As part of our ongoing effort to expose our readers to different voices in leadership here is a guest posting from Deni Hoehne, SPHR, GPHR. Deni has 17 years of HR experience. She currently works as the Sr. HR Director for Talent Development for a global engineering and construction firm.
Congratulations. You have distinguished yourself with excellent performance, proven integrity, and steadfast determination, and been rewarded with a progressive career into management and leadership. There’s one thing you may be forgetting: what it’s like to be in the beginning of your career, when you had less authority and less experience. When an issue or problem emerges from the workforce and reaches your level, you may have lost some of your empathy for how the employee(s) involved really feels, and your actions could result in a severe negative impact to that employee’s engagement in your organization.
You didn’t intentionally lose your empathy for your coworkers as you climbed the ladder, but you have evolved into such a different person due to your experience in the workplace that it can be hard to remember what it was like to be in their shoes. Your work life is marked by decision-making, direction-setting, strategic planning and meetings with clients and other executives. You have the ability to influence your work world and the experience to know how to adapt to challenging circumstances.
That’s not necessarily the work world that your staff lives in. Most employees have less influence and less ability to deal with difficult situations (especially with other coworkers). When they have an issue, they typically try to ignore it and hope it goes away (it never does). When whatever they do to try to deal with the issue doesn’t work, they talk to coworkers. Coworkers offer suggestions and “I’m on your side” support. They may escalate it to their supervisor, if the supervisor isn’t the one creating the issue. And then they may go to HR. Employees continue suffering with the issue while going through a weeks- or months-long resolution process. By the time the issue is brought to your office, it’s because no one else has the authority or know-how to resolve it.
When the issue arrives at your desk, remember: It’s worse than you think. That employee is intensely unhappy about a chronic issue. When an employee is dissatisfied or distracted, hours of productivity will be lost. Coworker or client relationships may have been damaged. The employee may be looking for another position, putting at risk all your investment in their training and development.
It’s also a big deal to the employee’s supportive coworkers, who are all on the employee’s “side” and watching you carefully to see how you’ll handle it. Will you walk your talk and demonstrate how much you care about your employees? Will you deal with everyone fairly?

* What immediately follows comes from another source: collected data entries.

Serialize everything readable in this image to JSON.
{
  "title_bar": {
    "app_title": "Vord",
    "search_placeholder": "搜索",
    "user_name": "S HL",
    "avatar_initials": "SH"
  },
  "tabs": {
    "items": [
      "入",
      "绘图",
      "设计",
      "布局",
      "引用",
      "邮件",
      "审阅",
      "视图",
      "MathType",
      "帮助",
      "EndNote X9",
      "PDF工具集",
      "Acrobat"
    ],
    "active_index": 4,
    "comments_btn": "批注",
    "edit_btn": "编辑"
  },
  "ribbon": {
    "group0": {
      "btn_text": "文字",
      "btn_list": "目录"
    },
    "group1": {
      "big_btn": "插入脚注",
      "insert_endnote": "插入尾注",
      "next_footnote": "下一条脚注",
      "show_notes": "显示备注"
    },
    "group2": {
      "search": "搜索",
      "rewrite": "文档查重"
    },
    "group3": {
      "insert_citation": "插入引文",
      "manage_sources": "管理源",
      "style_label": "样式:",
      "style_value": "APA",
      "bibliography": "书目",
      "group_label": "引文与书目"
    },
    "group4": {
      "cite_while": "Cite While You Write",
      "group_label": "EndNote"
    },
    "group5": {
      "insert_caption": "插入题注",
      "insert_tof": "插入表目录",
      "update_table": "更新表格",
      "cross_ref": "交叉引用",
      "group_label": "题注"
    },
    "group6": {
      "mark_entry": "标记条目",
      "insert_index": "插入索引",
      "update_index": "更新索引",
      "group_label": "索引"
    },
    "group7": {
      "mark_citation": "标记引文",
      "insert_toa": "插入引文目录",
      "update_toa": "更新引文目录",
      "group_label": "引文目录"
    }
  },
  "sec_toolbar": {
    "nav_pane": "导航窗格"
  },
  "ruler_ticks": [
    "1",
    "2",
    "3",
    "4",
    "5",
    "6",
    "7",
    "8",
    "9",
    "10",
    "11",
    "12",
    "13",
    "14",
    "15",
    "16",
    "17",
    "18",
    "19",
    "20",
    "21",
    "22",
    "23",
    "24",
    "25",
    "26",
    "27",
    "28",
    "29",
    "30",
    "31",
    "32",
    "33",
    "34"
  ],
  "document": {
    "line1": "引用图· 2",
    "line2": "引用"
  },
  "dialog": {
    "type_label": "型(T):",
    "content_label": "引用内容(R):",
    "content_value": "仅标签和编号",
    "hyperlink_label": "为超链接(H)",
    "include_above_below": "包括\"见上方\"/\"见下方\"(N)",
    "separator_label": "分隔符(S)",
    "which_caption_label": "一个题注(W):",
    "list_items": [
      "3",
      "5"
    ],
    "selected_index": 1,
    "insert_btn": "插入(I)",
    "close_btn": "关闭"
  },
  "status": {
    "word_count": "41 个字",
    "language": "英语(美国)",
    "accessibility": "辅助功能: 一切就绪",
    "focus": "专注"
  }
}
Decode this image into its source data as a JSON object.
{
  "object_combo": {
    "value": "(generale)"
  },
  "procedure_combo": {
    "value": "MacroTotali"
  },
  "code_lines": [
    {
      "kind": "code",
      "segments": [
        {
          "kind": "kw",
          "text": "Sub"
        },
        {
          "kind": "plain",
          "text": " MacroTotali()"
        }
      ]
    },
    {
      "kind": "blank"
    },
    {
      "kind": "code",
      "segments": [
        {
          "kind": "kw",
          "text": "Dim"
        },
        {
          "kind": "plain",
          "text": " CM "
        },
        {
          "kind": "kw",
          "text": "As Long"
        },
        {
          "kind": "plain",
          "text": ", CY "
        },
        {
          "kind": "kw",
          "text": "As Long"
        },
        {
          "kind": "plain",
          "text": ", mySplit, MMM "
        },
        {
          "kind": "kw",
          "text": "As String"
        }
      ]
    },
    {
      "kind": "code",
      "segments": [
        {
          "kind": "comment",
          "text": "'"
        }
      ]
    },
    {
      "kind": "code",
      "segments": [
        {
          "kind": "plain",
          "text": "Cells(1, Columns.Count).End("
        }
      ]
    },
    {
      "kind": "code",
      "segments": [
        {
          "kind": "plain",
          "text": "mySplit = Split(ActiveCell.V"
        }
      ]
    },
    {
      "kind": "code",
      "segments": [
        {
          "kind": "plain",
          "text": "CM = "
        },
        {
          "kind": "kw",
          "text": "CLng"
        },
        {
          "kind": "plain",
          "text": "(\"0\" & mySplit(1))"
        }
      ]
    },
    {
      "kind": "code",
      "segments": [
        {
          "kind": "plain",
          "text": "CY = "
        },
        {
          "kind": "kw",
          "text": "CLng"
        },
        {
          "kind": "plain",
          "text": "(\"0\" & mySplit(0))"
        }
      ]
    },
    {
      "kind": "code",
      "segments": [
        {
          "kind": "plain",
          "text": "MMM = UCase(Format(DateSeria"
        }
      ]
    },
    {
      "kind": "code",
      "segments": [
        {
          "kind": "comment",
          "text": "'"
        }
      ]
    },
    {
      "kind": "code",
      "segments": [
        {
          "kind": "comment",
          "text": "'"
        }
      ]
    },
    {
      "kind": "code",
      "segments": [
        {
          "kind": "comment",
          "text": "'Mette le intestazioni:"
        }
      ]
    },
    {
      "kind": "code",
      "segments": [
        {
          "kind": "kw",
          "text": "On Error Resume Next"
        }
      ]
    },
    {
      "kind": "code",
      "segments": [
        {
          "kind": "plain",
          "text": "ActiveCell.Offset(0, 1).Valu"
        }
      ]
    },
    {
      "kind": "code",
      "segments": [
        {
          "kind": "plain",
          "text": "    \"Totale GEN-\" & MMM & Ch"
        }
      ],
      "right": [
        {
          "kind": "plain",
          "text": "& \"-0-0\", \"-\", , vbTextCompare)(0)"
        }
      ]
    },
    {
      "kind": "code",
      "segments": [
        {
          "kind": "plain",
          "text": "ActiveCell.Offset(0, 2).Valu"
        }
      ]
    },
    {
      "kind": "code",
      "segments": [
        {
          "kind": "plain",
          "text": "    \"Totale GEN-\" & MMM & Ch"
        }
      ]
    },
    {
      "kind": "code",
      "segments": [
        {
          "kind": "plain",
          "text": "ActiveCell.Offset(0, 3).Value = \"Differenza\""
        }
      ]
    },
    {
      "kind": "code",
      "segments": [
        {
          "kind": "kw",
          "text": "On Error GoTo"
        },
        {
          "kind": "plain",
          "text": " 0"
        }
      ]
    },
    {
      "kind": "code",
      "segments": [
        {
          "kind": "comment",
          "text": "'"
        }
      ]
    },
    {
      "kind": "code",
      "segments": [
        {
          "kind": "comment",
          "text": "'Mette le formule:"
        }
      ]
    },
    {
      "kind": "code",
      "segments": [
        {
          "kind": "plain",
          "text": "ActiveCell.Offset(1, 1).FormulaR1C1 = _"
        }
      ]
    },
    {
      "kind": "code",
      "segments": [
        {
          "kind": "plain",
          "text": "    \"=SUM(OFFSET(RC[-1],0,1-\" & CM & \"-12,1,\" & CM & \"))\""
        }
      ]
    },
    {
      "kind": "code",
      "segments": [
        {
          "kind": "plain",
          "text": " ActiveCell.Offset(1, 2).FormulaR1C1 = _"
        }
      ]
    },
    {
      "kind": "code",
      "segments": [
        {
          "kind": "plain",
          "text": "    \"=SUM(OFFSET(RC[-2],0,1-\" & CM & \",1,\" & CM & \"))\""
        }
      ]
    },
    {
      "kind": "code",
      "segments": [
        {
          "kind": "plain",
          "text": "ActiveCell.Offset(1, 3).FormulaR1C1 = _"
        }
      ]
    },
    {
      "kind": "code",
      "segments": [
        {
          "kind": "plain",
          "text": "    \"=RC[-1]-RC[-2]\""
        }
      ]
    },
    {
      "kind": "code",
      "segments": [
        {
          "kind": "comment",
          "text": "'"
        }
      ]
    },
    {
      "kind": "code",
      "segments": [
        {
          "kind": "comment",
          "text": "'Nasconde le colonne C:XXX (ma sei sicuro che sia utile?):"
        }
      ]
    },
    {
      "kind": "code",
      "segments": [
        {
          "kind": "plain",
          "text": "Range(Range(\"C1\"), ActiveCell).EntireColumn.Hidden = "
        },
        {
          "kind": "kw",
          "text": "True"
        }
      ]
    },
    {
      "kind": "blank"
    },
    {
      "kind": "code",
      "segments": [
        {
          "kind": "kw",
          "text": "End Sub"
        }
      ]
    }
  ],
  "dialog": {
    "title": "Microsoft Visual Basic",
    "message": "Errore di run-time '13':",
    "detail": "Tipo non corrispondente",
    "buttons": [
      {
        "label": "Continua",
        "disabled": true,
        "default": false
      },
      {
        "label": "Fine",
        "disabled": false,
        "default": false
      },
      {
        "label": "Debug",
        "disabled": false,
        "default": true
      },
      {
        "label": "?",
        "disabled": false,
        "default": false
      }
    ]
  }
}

So when an employee issue works through the process, and you are asked for an action, remember what it was like to be in your employees’ shoes. Address the issue promptly. Take action to relieve your employees from a highly dissatisfactory situation. Don’t wait until you come back from that business trip, or let it slip off your priority list in favor of another high-level meeting. Demonstrate your integrity by respecting the employee’s perception of the situation and devoting the time that your “most important asset” deserves. Promote your employees’ engagement in your organization by showing that you care about the quality of their work world as much as you care about a strategic plan.